At the 2019 Annual General Meeting of the Ontario Chamber of Commerce, the Thunder Bay Chamber of Commerce presented the following resolution:
Employers across Ontario, but particularly in small cities of under 200,000 population and rural areas, are experiencing a shortage of qualified employees and a shrinking labour market. This challenge will continue to grow as existing workers retire.
Many employers are already facing a shortage of qualified employees and communities are struggling with a shrinking labour market. According to research by the Ontario Chamber of Commerce, finding someone with proper qualifications is the top challenge for businesses looking to recruit new staff.1
One part of the solution to the skills shortage challenge is through progressive immigration policies and processes. The current Ontario Immigrant Nominee Program (OINP) is one area where Ontario’s policies put us at a disadvantage in attracting migrants to meet our labour market needs. The list of eligible professions is narrow and does not include many of the professions that are experiencing shortages such as plumbers, chefs, personal support workers, and truck drivers.
To add further challenges, the OINP requires employers to obtain a labour market impact assessment (LMIA) prior to offering a job to a recent migrant. This LMIA uses provincial information in determining whether a job can be offered to an immigrant. Employers in small and rural communities who are unable to attract Canadian citizens from major urban centres are often denied the opportunity to hire an immigrant because the LMIA data shows that sufficient Canadian citizens are available to fill the role but does not consider whether Canadian citizens are willing to relocate to that area.
A third area of concern is that the OINP does not allocate any of its 6,600 nominated spots to support regional immigration. Between 2011 and 2016 more than three-quarters of all immigrants to Ontario (both Federal & OINP) arrived in the Greater Toronto Area. The OINP would be best utilized by supporting the attraction efforts of communities outside of the GTA.
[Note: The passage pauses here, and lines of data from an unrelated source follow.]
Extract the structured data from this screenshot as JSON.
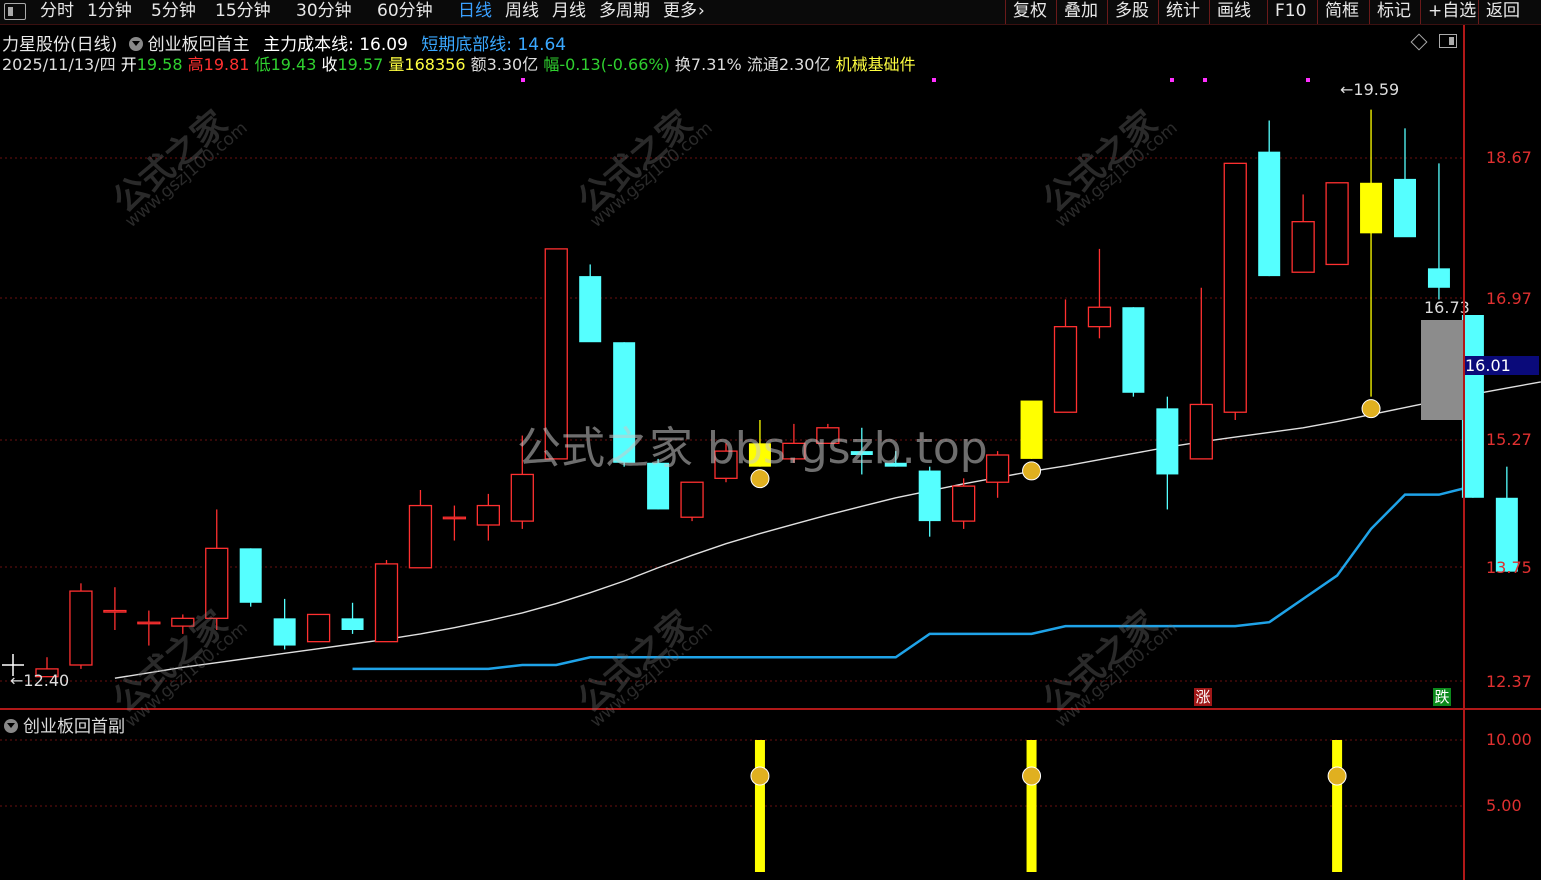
{
  "toolbar": {
    "periods": [
      "分时",
      "1分钟",
      "5分钟",
      "15分钟",
      "30分钟",
      "60分钟",
      "日线",
      "周线",
      "月线",
      "多周期",
      "更多"
    ],
    "active_period": "日线",
    "right_buttons": [
      "复权",
      "叠加",
      "多股",
      "统计",
      "画线",
      "F10",
      "简框",
      "标记",
      "+自选",
      "返回"
    ]
  },
  "stock": {
    "name": "力星股份(日线)",
    "indicator": "创业板回首主",
    "cost_line_label": "主力成本线:",
    "cost_line_value": "16.09",
    "bottom_line_label": "短期底部线:",
    "bottom_line_value": "14.64",
    "date": "2025/11/13/四",
    "open_label": "开",
    "open": "19.58",
    "high_label": "高",
    "high": "19.81",
    "low_label": "低",
    "low": "19.43",
    "close_label": "收",
    "close": "19.57",
    "volume_label": "量",
    "volume": "168356",
    "amount": "额3.30亿",
    "change": "幅-0.13(-0.66%)",
    "turnover": "换7.31%",
    "float": "流通2.30亿",
    "sector": "机械基础件"
  },
  "axis": {
    "price_labels": [
      "18.67",
      "16.97",
      "15.27",
      "13.75",
      "12.37"
    ],
    "current_price": "16.01",
    "sub_labels": [
      "10.00",
      "5.00"
    ],
    "max_marker": "19.59",
    "min_marker": "12.40",
    "last_marker": "16.73"
  },
  "sub_panel": {
    "title": "创业板回首副"
  },
  "badges": {
    "rise": "涨",
    "fall": "跌"
  },
  "watermarks": {
    "big": "公式之家 bbs.gszb.top",
    "cn": "公式之家",
    "url": "www.gszj100.com"
  },
  "colors": {
    "up": "#ff3030",
    "down": "#55ffff",
    "signal": "#ffff00",
    "cost": "#e0e0e0",
    "bottom": "#1fa3e8",
    "grid": "#6a1010"
  },
  "chart_data": {
    "type": "candlestick",
    "price_range": [
      12.0,
      20.1
    ],
    "candles": [
      {
        "o": 12.3,
        "h": 12.55,
        "l": 12.3,
        "c": 12.4
      },
      {
        "o": 12.45,
        "h": 13.5,
        "l": 12.4,
        "c": 13.4
      },
      {
        "o": 13.15,
        "h": 13.45,
        "l": 12.9,
        "c": 13.15
      },
      {
        "o": 13.0,
        "h": 13.15,
        "l": 12.7,
        "c": 13.0
      },
      {
        "o": 12.95,
        "h": 13.1,
        "l": 12.85,
        "c": 13.05
      },
      {
        "o": 13.05,
        "h": 14.45,
        "l": 12.9,
        "c": 13.95
      },
      {
        "o": 13.95,
        "h": 13.95,
        "l": 13.2,
        "c": 13.25
      },
      {
        "o": 13.05,
        "h": 13.3,
        "l": 12.65,
        "c": 12.7
      },
      {
        "o": 12.75,
        "h": 13.1,
        "l": 12.75,
        "c": 13.1
      },
      {
        "o": 13.05,
        "h": 13.25,
        "l": 12.85,
        "c": 12.9
      },
      {
        "o": 12.75,
        "h": 13.8,
        "l": 12.75,
        "c": 13.75
      },
      {
        "o": 13.7,
        "h": 14.7,
        "l": 13.7,
        "c": 14.5
      },
      {
        "o": 14.35,
        "h": 14.5,
        "l": 14.05,
        "c": 14.35
      },
      {
        "o": 14.25,
        "h": 14.65,
        "l": 14.05,
        "c": 14.5
      },
      {
        "o": 14.3,
        "h": 15.4,
        "l": 14.2,
        "c": 14.9
      },
      {
        "o": 15.1,
        "h": 17.8,
        "l": 15.1,
        "c": 17.8
      },
      {
        "o": 17.45,
        "h": 17.6,
        "l": 16.7,
        "c": 16.6
      },
      {
        "o": 16.6,
        "h": 16.6,
        "l": 15.0,
        "c": 15.05
      },
      {
        "o": 15.05,
        "h": 15.1,
        "l": 14.45,
        "c": 14.45
      },
      {
        "o": 14.35,
        "h": 14.75,
        "l": 14.3,
        "c": 14.8
      },
      {
        "o": 14.85,
        "h": 15.3,
        "l": 14.8,
        "c": 15.2
      },
      {
        "o": 15.3,
        "h": 15.6,
        "l": 15.0,
        "c": 15.0
      },
      {
        "o": 15.1,
        "h": 15.55,
        "l": 15.05,
        "c": 15.3
      },
      {
        "o": 15.3,
        "h": 15.55,
        "l": 15.3,
        "c": 15.5
      },
      {
        "o": 15.2,
        "h": 15.5,
        "l": 14.9,
        "c": 15.15
      },
      {
        "o": 15.05,
        "h": 15.2,
        "l": 15.0,
        "c": 15.0
      },
      {
        "o": 14.95,
        "h": 15.0,
        "l": 14.1,
        "c": 14.3
      },
      {
        "o": 14.3,
        "h": 14.85,
        "l": 14.2,
        "c": 14.75
      },
      {
        "o": 14.8,
        "h": 15.2,
        "l": 14.6,
        "c": 15.15
      },
      {
        "o": 15.1,
        "h": 15.8,
        "l": 15.1,
        "c": 15.85
      },
      {
        "o": 15.7,
        "h": 17.15,
        "l": 15.7,
        "c": 16.8
      },
      {
        "o": 16.8,
        "h": 17.8,
        "l": 16.65,
        "c": 17.05
      },
      {
        "o": 17.05,
        "h": 17.05,
        "l": 15.9,
        "c": 15.95
      },
      {
        "o": 15.75,
        "h": 15.9,
        "l": 14.45,
        "c": 14.9
      },
      {
        "o": 15.1,
        "h": 17.3,
        "l": 15.1,
        "c": 15.8
      },
      {
        "o": 15.7,
        "h": 18.9,
        "l": 15.6,
        "c": 18.9
      },
      {
        "o": 19.05,
        "h": 19.45,
        "l": 17.45,
        "c": 17.45
      },
      {
        "o": 17.5,
        "h": 18.5,
        "l": 17.5,
        "c": 18.15
      },
      {
        "o": 17.6,
        "h": 18.6,
        "l": 17.6,
        "c": 18.65
      },
      {
        "o": 18.0,
        "h": 19.59,
        "l": 15.9,
        "c": 18.65
      },
      {
        "o": 18.7,
        "h": 19.35,
        "l": 18.0,
        "c": 17.95
      },
      {
        "o": 17.55,
        "h": 18.9,
        "l": 17.15,
        "c": 17.3
      },
      {
        "o": 16.95,
        "h": 16.95,
        "l": 14.6,
        "c": 14.6
      },
      {
        "o": 14.6,
        "h": 15.0,
        "l": 13.65,
        "c": 13.65
      }
    ],
    "signal_candle_indices": [
      21,
      29,
      39
    ],
    "cost_line": [
      12.28,
      12.35,
      12.42,
      12.48,
      12.54,
      12.6,
      12.66,
      12.72,
      12.78,
      12.85,
      12.93,
      13.02,
      13.12,
      13.24,
      13.38,
      13.53,
      13.7,
      13.86,
      14.01,
      14.14,
      14.26,
      14.38,
      14.49,
      14.6,
      14.69,
      14.78,
      14.86,
      14.94,
      15.01,
      15.09,
      15.17,
      15.25,
      15.32,
      15.38,
      15.44,
      15.5,
      15.58,
      15.67,
      15.76,
      15.85,
      15.93,
      16.01,
      16.09
    ],
    "bottom_line": [
      12.4,
      12.4,
      12.4,
      12.4,
      12.4,
      12.45,
      12.45,
      12.55,
      12.55,
      12.55,
      12.55,
      12.55,
      12.55,
      12.55,
      12.55,
      12.55,
      12.55,
      12.85,
      12.85,
      12.85,
      12.85,
      12.95,
      12.95,
      12.95,
      12.95,
      12.95,
      12.95,
      13.0,
      13.3,
      13.6,
      14.2,
      14.64,
      14.64,
      14.75
    ],
    "sub_bar_indices": [
      21,
      29,
      38
    ],
    "sub_range": [
      0,
      12
    ]
  }
}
The Manitoba Immigrant Nomination Program demonstrates the efficacy of being flexible. It includes a much broader list of eligible professions, does not require a LMIA, and provides local communities the opportunity to nominate a certain number of migrants to address local labour shortages. This approach has seen positive results. Each year, some 15,000 immigrants arrive in Manitoba. According to provincial data, 90 percent of Manitoba nominees are employed within their first year and over 130,000 Provincial Nominees have landed since 1998 with a 90 percent retention rate.
The expansion of the list of in-demand jobs to include NOC skill level C, the elimination of the need for a labour market impact assessment for small and rural communities, and the allocation of a percentage of nominee spots by region would improve the ability of small and rural communities to address labour shortages through the OINP.
The Ontario Chamber of Commerce urges the Government of Ontario to:
- Implement changes to the Ontario Immigrant Nominee Program by:
- expanding the list of eligible professions to include NOC skill level C positions that are in demand in each community;
- allocating OINP spots on a regional basis to address labour market needs; and
- working with the Federal Government to eliminate the requirement for a labour market impact assessment for OINP participants to be hired in Ontario communities with populations under 200,000.